Ron is given thirty days to live, an ultimatum he initially scoffs at with knee-jerk machismo. Yet he's not a man to give up easily, going to extreme measures in his fight for survival. Vallée's vision of 1980s Dallas is bleakly realistic - in total contrast to Scorcese's high-tempo Wall Street - with cinematography that literally drains the colour from Ron's world and only slight hints of diegetic music. It's a world full of all the homophobic, rodeo cowboys you might expect. Few are as prejudice as Ron himself, but once diagnosed he is shunned by his friends who immediately label him a "fag". One fateful stint in hospital forces him to face up to his homophobic views when he meets the transgender Rayon (Jared Leto); together they strike up an unlikely friendship as business partners selling unapproved pharmaceuticals from Mexico to members of their 'Dallas Buyers Club' through a loophole in the law. This war against the American healthcare system forms the backbone of the narrative, a constant struggle between human testing and the lives of AIDs victims who seem to be far more knowledgable on their own health than both the doctors and the FDA.
At the heart of the film though is the relationship between Ron and Rayon, owing to the stunning performances from the two actors. McConaughey, is proving himself to be a talented actor far beyond the rom-coms he's best known for. In a career-best performance, he has totally transformed for this role into the gaunt and skeletal Ron. Virulent and hostile, he is a toxic cocktail of masculinity - a foul-mouthed, skinny redneck for whom 'Aids' is a bi-word for 'homo'. Yet in one scene later on, he sobs in his car uncontrollably at the side of the road. The character's journey may seem hackneyed and overtly Hollywood, but McConaughey's performance is truly convincing.

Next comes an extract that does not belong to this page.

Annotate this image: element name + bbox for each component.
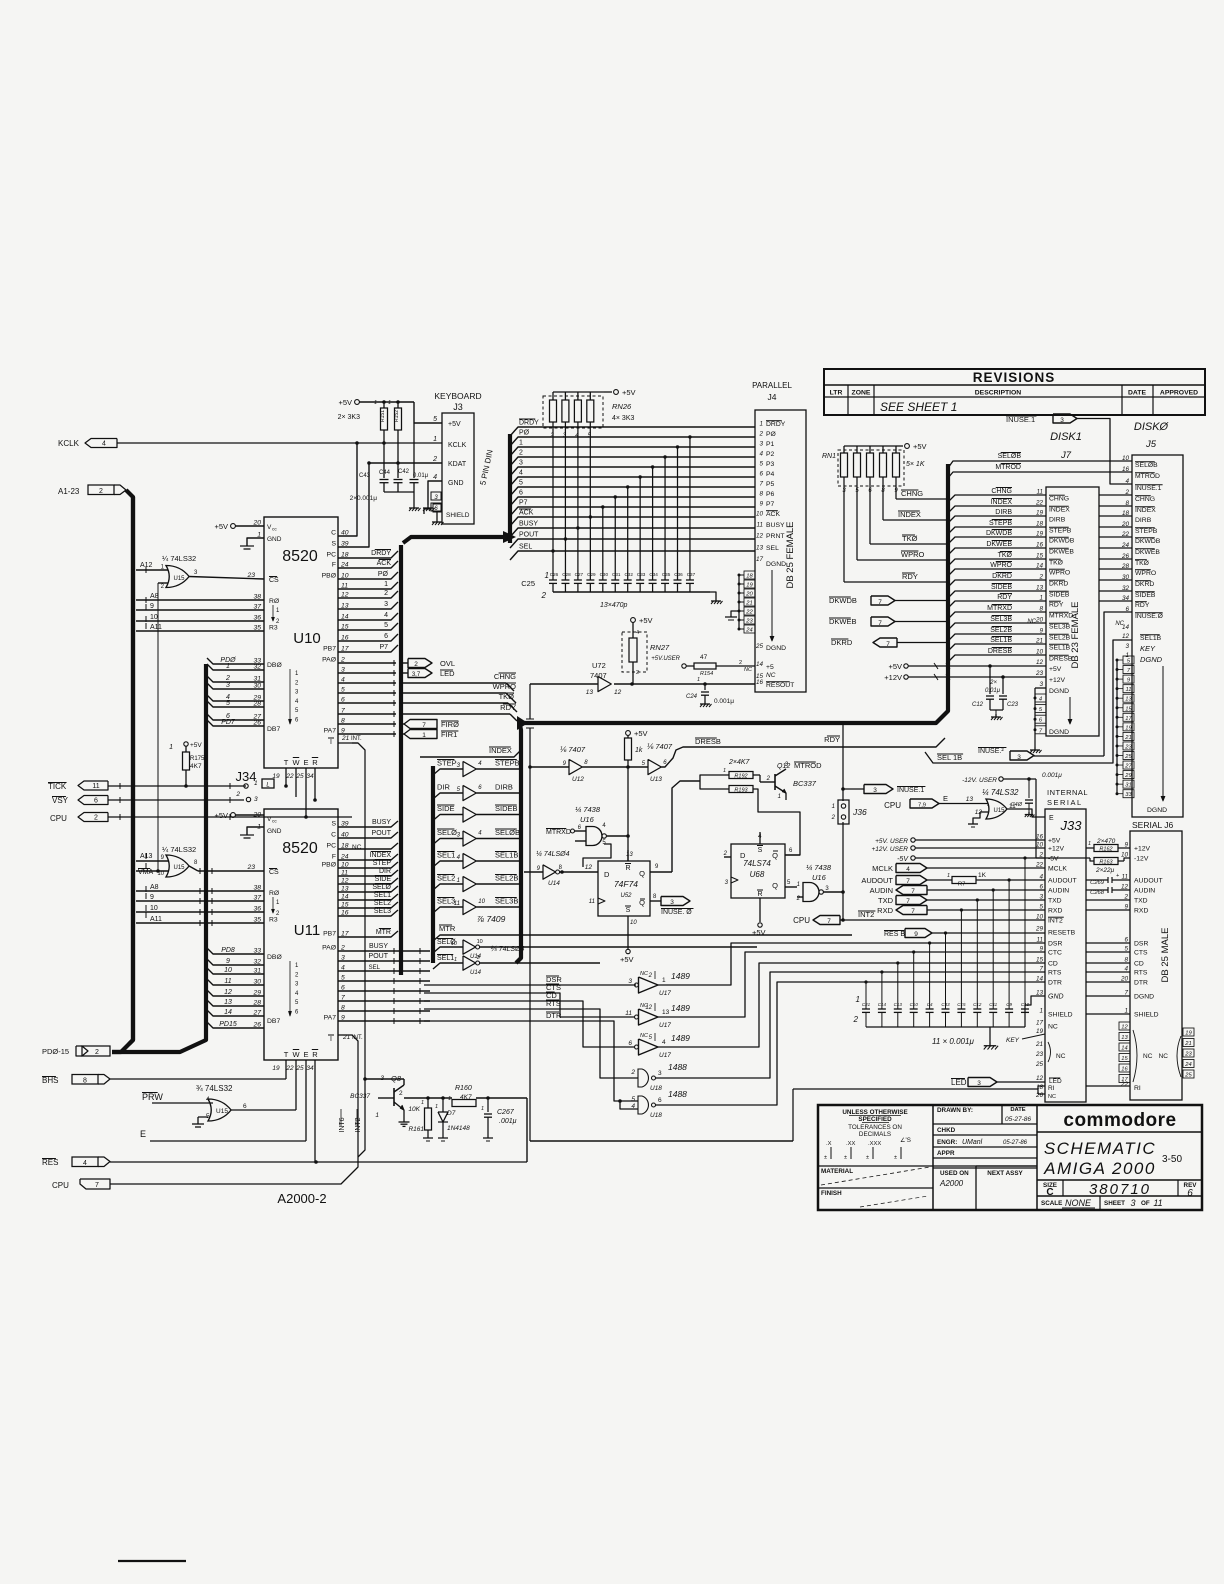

With Rayon, Vallée balances the tragic and comic elements of the narrative, with plenty of amusing one-liners that prove the character is tougher than you might expect beneath the colourful, trashy make-up and tarty dresses. Leto has similarly transformed in a sincere and touching performance. Both characters could have become clichéd stereotypes, but under the verité gaze of Vallée's camera, the results are incredibly honest. By comparison, Jennifer Garner's one-note Dr Eve Saks doesn't quite match the same level of characterisation.
Dallas Buyers Club is the most important Aids related film since 1993's Philadelphia. 12 Years A Slave may sweep the boards at this year's Academy Awards, but Vallée's film is utterly deserving of its Oscar recognition.